Tuberculosis (TB) is a chronic inflammatory disease that is often associated with alterations in systemic and cellular metabolism that resolves following successful antimicrobial drug treatment. We hypothesized that altered systemic glucose metabolism as a consequence of Mycobacterium tuberculosis (Mtb) infection, contributes to TB pathogenesis, and when normalized with anti-glycemic drugs would improve clinical outcomes. To test this hypothesis, guinea pigs were treated daily with the anti-diabetic drug metformin starting 4 weeks prior or concurrent with aerosol exposure to the H37Rv strain of Mtb. In the chronic stages of infection, Mtb infected metformin-treated animals had restored systemic insulin sensitivity but remained glucose intolerant as determined by oral glucose tolerance testing. Despite persistent glucose intolerance, metformin-treated guinea pigs had a 2.8-fold reduction in lung lesion burden and a 0.7 log decrease in CFUs. An alternative hypothesis that metformin treatment improved clinical disease by having a direct effect on immune cell energy metabolism was tested using extracellular flux analysis and flow cytometry. The proinflammatory immune response to Mtb infection in untreated guinea pigs was associated with a marked increase in energy metabolism (glycolysis and mitochondrial respiration) of peripheral blood mononuclear cells (PBMCs), which was normalized in metformin-treated guinea pigs. Moreover, both CD4 and CD8 T lymphocytes from Mtb infected, metformin treated animals maintained a more normal mitochondrial membrane potential while those isolated from untreated animals had persistent mitochondrial hyperpolarization. These data suggest that metformin promotes natural host resistance to Mtb infection by maintaining immune cell metabolic homeostasis and function during the chronic stages of active TB disease.
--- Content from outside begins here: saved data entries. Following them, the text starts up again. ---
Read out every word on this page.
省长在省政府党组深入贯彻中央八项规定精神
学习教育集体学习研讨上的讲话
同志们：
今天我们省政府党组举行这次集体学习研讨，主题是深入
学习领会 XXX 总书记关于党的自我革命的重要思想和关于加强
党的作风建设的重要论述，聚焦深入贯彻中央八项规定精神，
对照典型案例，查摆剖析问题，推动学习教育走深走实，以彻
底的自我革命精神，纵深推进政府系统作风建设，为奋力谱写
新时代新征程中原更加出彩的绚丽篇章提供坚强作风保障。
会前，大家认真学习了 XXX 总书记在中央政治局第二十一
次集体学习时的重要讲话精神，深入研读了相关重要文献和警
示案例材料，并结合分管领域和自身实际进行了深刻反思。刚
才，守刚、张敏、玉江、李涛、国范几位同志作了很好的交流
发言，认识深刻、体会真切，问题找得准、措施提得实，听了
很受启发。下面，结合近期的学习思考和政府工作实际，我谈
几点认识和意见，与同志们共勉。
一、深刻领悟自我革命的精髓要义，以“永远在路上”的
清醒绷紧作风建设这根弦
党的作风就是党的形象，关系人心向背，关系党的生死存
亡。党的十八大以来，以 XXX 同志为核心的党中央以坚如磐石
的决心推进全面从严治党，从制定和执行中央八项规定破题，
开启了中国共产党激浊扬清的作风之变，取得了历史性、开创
结核病(TB)是一种慢性炎症性疾病,常伴有全身和细胞代谢的改变,这些改变在成功的抗微生物药物治疗后得到解决。我们假设,结核分枝杆菌(Mtb)感染导致的系统性葡萄糖代谢改变是导致结核病发病的原因,而用抗血糖药物使其正常化将改善临床结果。为了验证这一假设,我们从感染前 4 周或同时开始每天给豚鼠用抗糖尿病药物二甲双胍治疗,然后用 H37Rv 株 MTB 气溶胶暴露。在感染的慢性阶段,感染 Mtb 的二甲双胍治疗动物恢复了全身胰岛素敏感性,但口服葡萄糖耐量试验仍表现为葡萄糖不耐受。尽管持续存在葡萄糖不耐受,二甲双胍治疗的豚鼠的肺病变负担降低了 2.8 倍,CFU 减少了 0.7 对数级。二甲双胍治疗通过直接影响免疫细胞能量代谢来改善临床疾病的另一种假设,通过细胞外通量分析和流式细胞术进行了测试。未经治疗的豚鼠感染 Mtb 后的促炎免疫反应与外周血单核细胞(PBMC)的能量代谢(糖酵解和线粒体呼吸)明显增加有关,而在二甲双胍治疗的豚鼠中则得到了正常化。此外,来自 Mtb 感染、二甲双胍治疗的动物的 CD4 和 CD8 T 淋巴细胞保持了更正常的线粒体膜电位,而来自未经治疗的动物的 T 淋巴细胞则持续存在线粒体超极化。这些数据表明,二甲双胍通过在活动性结核病的慢性阶段维持免疫细胞代谢稳态和功能,促进天然宿主对 Mtb 感染的抵抗力。